Christina Dasrath admitted that she disclosed the security procedures that helped Christian Torres break in the Manhattan Sovereign Bank branch at 57 Avenue A. Dasrath said that, during the heist, Torres passed her a note which said that he would start shooting if she did not empty her bank drawer, according to a police complaint written by FBI Agent Brandon Waller.

Dasrath, 20, confessed before prosecutors that, after the robbery, Torres gave her a part of the $16,305 he rubbed in January and also of the $102,000 that he took in another heist at the same bank a few months later, according to the complaint released in Federal District Court in Manhattan.

After breaking the same Manhattan bank twice, Torres was finally caught while trying to rub another Sovereign Bank branch in Pennsylvania.

Investigators also managed to find out how Torres spent some of the stolen money. The same day he rubbed the Manhattan bank for the second time he purchased a new car (2008 Toyota Scion) worth $18,500 and paid off a $2,500 college loan. He also bought a 1.5-carat diamond ring for his girlfriend, Jennifer Rivas.

Torres, who was already a police officer during the Pennsylvania heist, admitted the Manhattan robberies, but wouldn’t acknowledge the third one which took place in Muhlenberg, a town in northeast Pennsylvania.

All his superiors said they were shocked when they found out that Torres, a "model cadet…smart and hardworking, with tremendous potential," was actually a serial bank robber.

According to the Muhlenberg police, Torres used a real gun in the robbery of a local bank, after using a fake in the first two heists.

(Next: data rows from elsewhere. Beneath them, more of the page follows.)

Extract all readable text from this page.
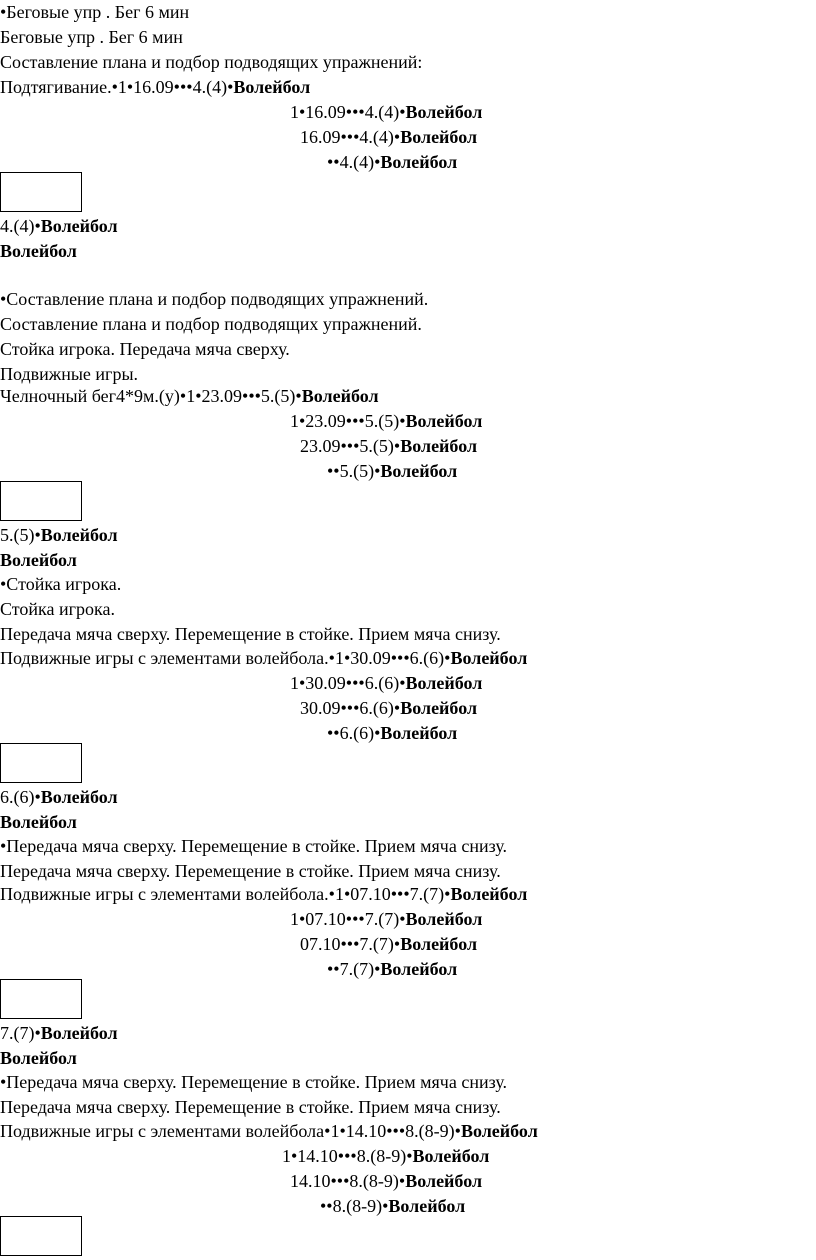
•Беговые упр . Бег 6 мин
Беговые упр . Бег 6 мин
Составление плана и подбор подводящих упражнений:
Подтягивание.•1•16.09•••4.(4)•Волейбол
1•16.09•••4.(4)•Волейбол
16.09•••4.(4)•Волейбол
••4.(4)•Волейбол
4.(4)•Волейбол
Волейбол
•Составление плана и подбор подводящих упражнений.
Составление плана и подбор подводящих упражнений.
Стойка игрока. Передача мяча сверху.
Подвижные игры.
Челночный бег4*9м.(у)•1•23.09•••5.(5)•Волейбол
1•23.09•••5.(5)•Волейбол
23.09•••5.(5)•Волейбол
••5.(5)•Волейбол
5.(5)•Волейбол
Волейбол
•Стойка игрока.
Стойка игрока.
Передача мяча сверху. Перемещение в стойке. Прием мяча снизу.
Подвижные игры с элементами волейбола.•1•30.09•••6.(6)•Волейбол
1•30.09•••6.(6)•Волейбол
30.09•••6.(6)•Волейбол
••6.(6)•Волейбол
6.(6)•Волейбол
Волейбол
•Передача мяча сверху. Перемещение в стойке. Прием мяча снизу.
Передача мяча сверху. Перемещение в стойке. Прием мяча снизу.
Подвижные игры с элементами волейбола.•1•07.10•••7.(7)•Волейбол
1•07.10•••7.(7)•Волейбол
07.10•••7.(7)•Волейбол
••7.(7)•Волейбол
7.(7)•Волейбол
Волейбол
•Передача мяча сверху. Перемещение в стойке. Прием мяча снизу.
Передача мяча сверху. Перемещение в стойке. Прием мяча снизу.
Подвижные игры с элементами волейбола•1•14.10•••8.(8-9)•Волейбол
1•14.10•••8.(8-9)•Волейбол
14.10•••8.(8-9)•Волейбол
••8.(8-9)•Волейбол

He forced the bank’s employees into the vault and then took $113,000 in large bills using a white shopping bag to carry the cash. He fled the scene in a car.

Ms. Dasrath, who attended the same college as Torres (John Jay College of Criminal Justice), was charged with robbery, conspiracy to commit bank fraud and making false statements to the authorities. She was released on a $250,000 bond.